This is a descriptive study addressing women’ behaviour toward three cancer screenings through a questionnaire allowing both a quantitative and a qualitative approach. Four departments were selected in order to have a representative sample of urban, peri-urban and rural populations and to target a sufficient number of women for the methodology used.


Women aged 56 as of 1st January 2019 were the target of the study population in four territorial departments, each managed by a regional cancer screening coordination centre (CRCDC):” Gironde”, “Calvados”, “Orne” and “Ille et Vilaine”. As part of their public health mission, the CRCDC generate invitations and follow up with the persons concerned by the screening as desribed by Poiseuil et al. [13]. These data are transmitted by the National Health Insurance (Caisse Nationale de l’Assurance Maladie). The CRCDC are data controllers according to the EU General Data Protection Regulation 2016/679 (GDPR) [14, 15].

At this time, they thus received three sequential invitation letters two years apart for breast and cancer OS (at ages 50, 52 and 54).

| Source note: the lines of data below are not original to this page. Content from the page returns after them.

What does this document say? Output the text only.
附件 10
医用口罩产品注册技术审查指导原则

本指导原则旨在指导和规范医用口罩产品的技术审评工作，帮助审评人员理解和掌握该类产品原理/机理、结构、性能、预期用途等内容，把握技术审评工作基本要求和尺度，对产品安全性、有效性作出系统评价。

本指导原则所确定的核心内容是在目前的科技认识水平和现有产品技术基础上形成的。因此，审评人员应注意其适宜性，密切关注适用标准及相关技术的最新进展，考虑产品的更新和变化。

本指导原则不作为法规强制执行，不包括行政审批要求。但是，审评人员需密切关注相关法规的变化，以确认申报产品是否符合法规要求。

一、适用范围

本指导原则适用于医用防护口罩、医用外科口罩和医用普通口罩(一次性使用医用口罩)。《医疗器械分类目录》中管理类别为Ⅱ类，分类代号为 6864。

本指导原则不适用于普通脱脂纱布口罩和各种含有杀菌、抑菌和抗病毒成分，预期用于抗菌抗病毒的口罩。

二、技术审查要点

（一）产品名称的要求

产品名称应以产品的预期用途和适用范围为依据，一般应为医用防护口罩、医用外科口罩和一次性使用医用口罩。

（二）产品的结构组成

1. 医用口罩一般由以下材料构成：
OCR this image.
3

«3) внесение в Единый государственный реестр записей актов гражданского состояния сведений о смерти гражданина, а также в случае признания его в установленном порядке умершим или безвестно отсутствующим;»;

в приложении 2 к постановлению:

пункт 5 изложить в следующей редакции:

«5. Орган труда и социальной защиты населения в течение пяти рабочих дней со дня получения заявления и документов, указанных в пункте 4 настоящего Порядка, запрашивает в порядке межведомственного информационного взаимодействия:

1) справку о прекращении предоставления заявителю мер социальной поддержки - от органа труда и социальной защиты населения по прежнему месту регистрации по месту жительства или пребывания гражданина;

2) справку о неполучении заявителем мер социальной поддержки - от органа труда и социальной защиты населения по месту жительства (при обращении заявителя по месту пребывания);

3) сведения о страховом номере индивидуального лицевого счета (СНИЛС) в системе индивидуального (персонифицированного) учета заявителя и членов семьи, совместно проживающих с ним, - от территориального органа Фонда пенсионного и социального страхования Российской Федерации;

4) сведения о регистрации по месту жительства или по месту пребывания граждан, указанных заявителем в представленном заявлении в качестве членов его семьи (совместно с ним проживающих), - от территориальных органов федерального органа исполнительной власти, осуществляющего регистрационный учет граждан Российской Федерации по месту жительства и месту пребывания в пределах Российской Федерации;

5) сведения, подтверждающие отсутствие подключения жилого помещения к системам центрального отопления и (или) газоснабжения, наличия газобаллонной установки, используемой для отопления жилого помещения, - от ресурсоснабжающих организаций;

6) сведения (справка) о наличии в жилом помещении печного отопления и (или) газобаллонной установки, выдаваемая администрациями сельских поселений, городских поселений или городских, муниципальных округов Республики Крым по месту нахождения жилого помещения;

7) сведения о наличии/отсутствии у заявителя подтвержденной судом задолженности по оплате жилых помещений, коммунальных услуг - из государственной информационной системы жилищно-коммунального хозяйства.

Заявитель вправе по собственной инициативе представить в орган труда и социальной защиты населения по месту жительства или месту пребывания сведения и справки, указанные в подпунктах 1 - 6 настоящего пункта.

Women who expressed an opt-out from participating and women with a positive result (breast or colorectal) from the last screening test were not included.


Based on the 6 invitations received, 4 categories were determined from the CRCDC database. The “Breast + Colorectal” category includes women who participated in both OS (at least once in each). The “Breast only” category includes women having participated in breast cancer OS only (at least once). The “Colorectal only” category includes women having participated in colorectal cancer OS only (at least once). The “No participation” category includes women having responded to none of the 6 invitations.

Questionnaire structure

A questionnaire was sent to women according to the participation categories defined above. The questionnaire was composed of 5 sections covering questions about (1) the person, (2) participation in breast cancer OS, (3) participation in colorectal cancer OS, (4) participation in opportunistic cervical cancer screening and (5) the recipient’s vision of public health.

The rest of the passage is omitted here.